The FADA P-54 was the first utility vehicle manufactured by the brand FADA company, renamed SAVA in 1957, a medium-sized tricycle much more sophisticated than the equipment then existing on the Spanish market, the small “motocarros”.

Since the end of the Spanish Civil War, the Spanish automotive industry was non-existent. The country was hit by international sanctions and General Franco locked himself into a policy of total autarky. All subsidiaries of foreign manufacturers importing vehicles or producing them locally having closed their factories due to lack of supplies of imported raw materials and components.

With the exception of a few craftsmen, until 1952 Spain had no manufacturer specializing in the production of utility vehicles.

History of FADA & SAVA

In 1938, Francesco Scrimieri, an employee of the Italian group FIAT, came to Spain as a civilian volunteer with Mussolini’s fascist troops.
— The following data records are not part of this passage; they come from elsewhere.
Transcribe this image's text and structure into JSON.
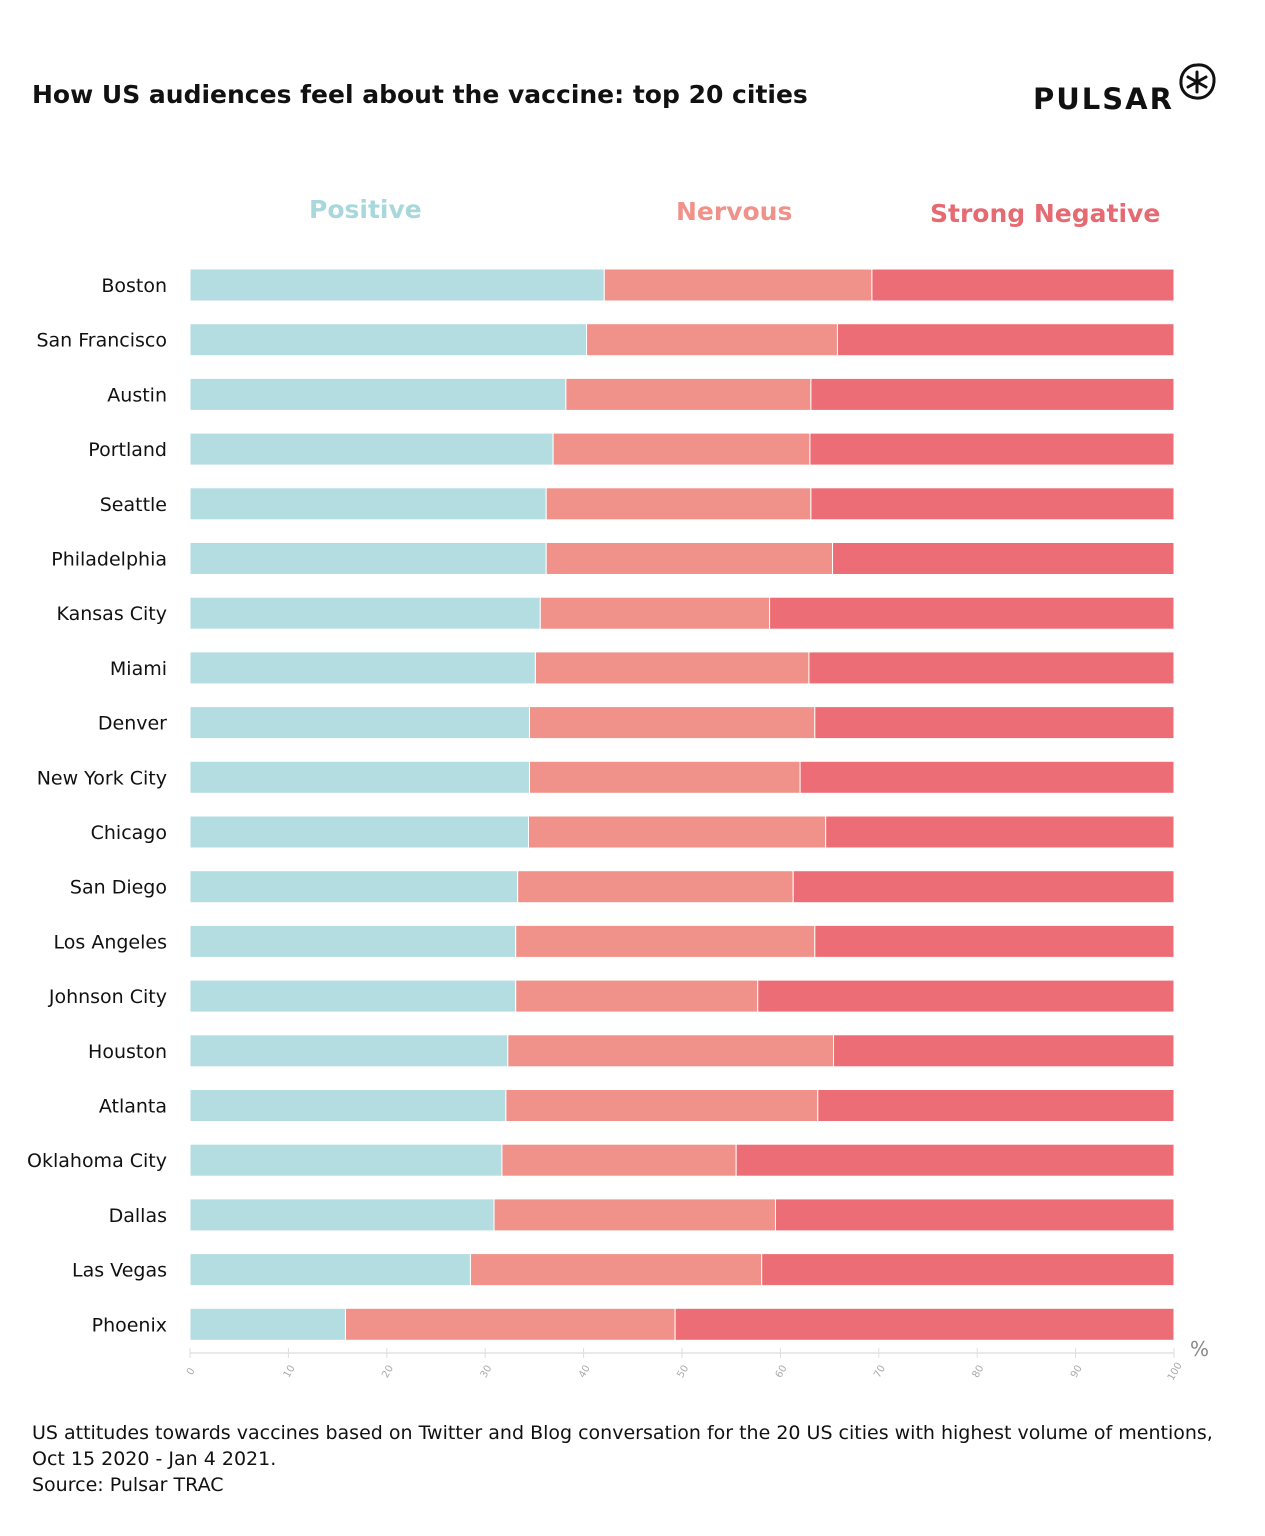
{
  "title": "How US audiences feel about the vaccine: top 20 cities",
  "logo": {
    "text": "PULSAR"
  },
  "footnote": [
    "US attitudes towards vaccines based on Twitter and Blog conversation for the 20 US cities with highest volume of mentions,",
    "Oct 15 2020 - Jan 4 2021.",
    "Source: Pulsar TRAC"
  ],
  "chart_data": {
    "type": "bar",
    "orientation": "horizontal",
    "stacked": true,
    "title": "How US audiences feel about the vaccine: top 20 cities",
    "xlabel": "%",
    "xlim": [
      0,
      100
    ],
    "xticks": [
      "0",
      "10",
      "20",
      "30",
      "40",
      "50",
      "60",
      "70",
      "80",
      "90",
      "100"
    ],
    "legend": "top",
    "categories": [
      "Boston",
      "San Francisco",
      "Austin",
      "Portland",
      "Seattle",
      "Philadelphia",
      "Kansas City",
      "Miami",
      "Denver",
      "New York City",
      "Chicago",
      "San Diego",
      "Los Angeles",
      "Johnson City",
      "Houston",
      "Atlanta",
      "Oklahoma City",
      "Dallas",
      "Las Vegas",
      "Phoenix"
    ],
    "series": [
      {
        "name": "Positive",
        "color": "#b3dde0",
        "values": [
          42.1,
          40.3,
          38.2,
          36.9,
          36.2,
          36.2,
          35.6,
          35.1,
          34.5,
          34.5,
          34.4,
          33.3,
          33.1,
          33.1,
          32.3,
          32.1,
          31.7,
          30.9,
          28.5,
          15.8
        ]
      },
      {
        "name": "Nervous",
        "color": "#f1928a",
        "values": [
          27.2,
          25.5,
          24.9,
          26.1,
          26.9,
          29.1,
          23.3,
          27.8,
          29.0,
          27.5,
          30.2,
          28.0,
          30.4,
          24.6,
          33.1,
          31.7,
          23.8,
          28.6,
          29.6,
          33.5
        ]
      },
      {
        "name": "Strong Negative",
        "color": "#ec6d75",
        "values": [
          30.7,
          34.2,
          36.9,
          37.0,
          36.9,
          34.7,
          41.1,
          37.1,
          36.5,
          38.0,
          35.4,
          38.7,
          36.5,
          42.3,
          34.6,
          36.2,
          44.5,
          40.5,
          41.9,
          50.7
        ]
      }
    ]
  }
}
Assigned to the Valladolid mobile park, at the end of the civil war, he decided to stay in Spain. In 1940, with an Italian friend, he created the company FADA – Fabricación de Artículos de Aluminio (Manufacture of Aluminum Articles), a company specializing in aluminum kitchen utensils. Shortly after, his friend and associate decided to return to Italy, his native country, and Francesco Scrimieri remained alone at the head of the company.

The company was growing rapidly and diversifying. In 1952, it began to manufacture small scooters, with the help of a manufacturer of the famous Italian “motocarri”.

In 1954, FADA presented the P-54, a three-wheeled high capacity utility vehicle with a payload of 1.5 T. In 1957, the company SAVA – Sociedad Anónima de Vehículos Automóviles was created in order to raise the capital necessary to in the face of strategic changes. It incorporates the FADA company and continues the production of the 3-wheeled P-54 under the SAVA brand, but with a load increased to 2 tons and above all a new advanced cabin with more classic shapes.

SAVA will then develop its offer with more classic 4-wheel models refined from 1959, as soon as the company has received government authorization to manufacture this type of vehicle at the rate of 1,000 units per year at most. in particular with the SAVA P-58 whose lines had been studied internally and, from 1962, with the manufacture under BMC license, of the SAVA LDO-5 van.

The FADA P-54 is a heavy utility three-wheeler equipped with a 4-stroke engine with electric start, a 5-speed gearbox plus reverse and a closed metal cabin with sliding windows on the doors.

This first attempt to market a heavy three-wheeled utility tricycle was to meet with very limited success.